YouTube videos promote positive images of alcohol, finds studyBMJ 2017; 358 doi: https://doi.org/10.1136/bmj.j4365 (Published 21 September 2017) Cite this as: BMJ 2017;358:j4365
YouTube videos featuring alcohol products that are popular with underage drinkers attract large numbers of viewers and often associate drinking with fun and attractive characters, a new study has found.1
Researchers analysed the content and use of 137 YouTube videos published between 2006 and 2013 that featured alcohol brands popular with underage drinkers, ranging from beer to vodka.
“Although many studies have investigated the effect of alcohol advertisements on Facebook, Twitter and Instagram, little research has been done on video sharing platforms such as YouTube,” wrote the researchers, led by Brian Primack, director of the University of Pittsburgh Center for Research on Media, Technology and Health.
They added, “Video sharing platforms can combine the compelling high production values of traditional visual media with influential peer-to-peer dialogue.”
Their results, reported in the Journal of Studies on Alcohol and Drugs, showed that the videos had been viewed nearly 97 million times in total, with a median of 116 650 views (interquartile range (IQR) 12 377 to 384 973) per video. They had a median number of “like” designations of 302 (IQR 44 to 1027) and 11 (IQR 2 to 81) “dislikes.”
There was no way of knowing the age of viewers, but the researchers pointed out that some of the fastest growing media exposure to alcohol advertising and information is internet based and that internet access is widely available to teenagers, with 92% reporting daily use in a recent study.
Just under half (40%) of the videos were traditional advertisements, while 20% were classified as guides, which showcased a particular alcohol product and offered serving suggestions, and 13% were primarily music related. Most of the videos had been uploaded by “ordinary” YouTube users and not by manufacturers.
“It didn’t seem to be that Bud Light was posting most of these,” said Primack. “It was usually someone who just liked the ad enough to post it.”
The vast majority (130 or 95%) of videos analysed in the study featured male characters, while 40% (55) featured female characters. Nearly half (65 or 47%) contained humour, and a third (42 or 31%) included attractive primary characters.

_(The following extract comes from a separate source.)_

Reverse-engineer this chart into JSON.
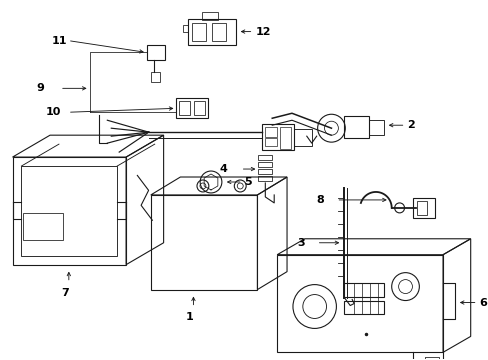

Primack said that companies intended their advertisements to be amusing or otherwise engaging, and he suggested that this might be in the hope that people would share them on social media.
Ten per cent of the videos featured a man “chugging” (gulping down) a full bottle of distilled spirits. “Impressionable youth viewing these videos may develop maladaptive attitudes regarding factors such as the immediate dangers of binge drinking,” the study authors cautioned.
“We’re not suggesting that young people should never see these videos or that parents say, ‘You’re never using the internet again,’” Primack said. Instead, he suggested that parents help their children be more savvy about alcohol advertising.
“The stark differences between the representation of alcohol brands on YouTube and true known clinical associations with alcohol use may provide an opportunity for educational interventions,” concluded the researchers.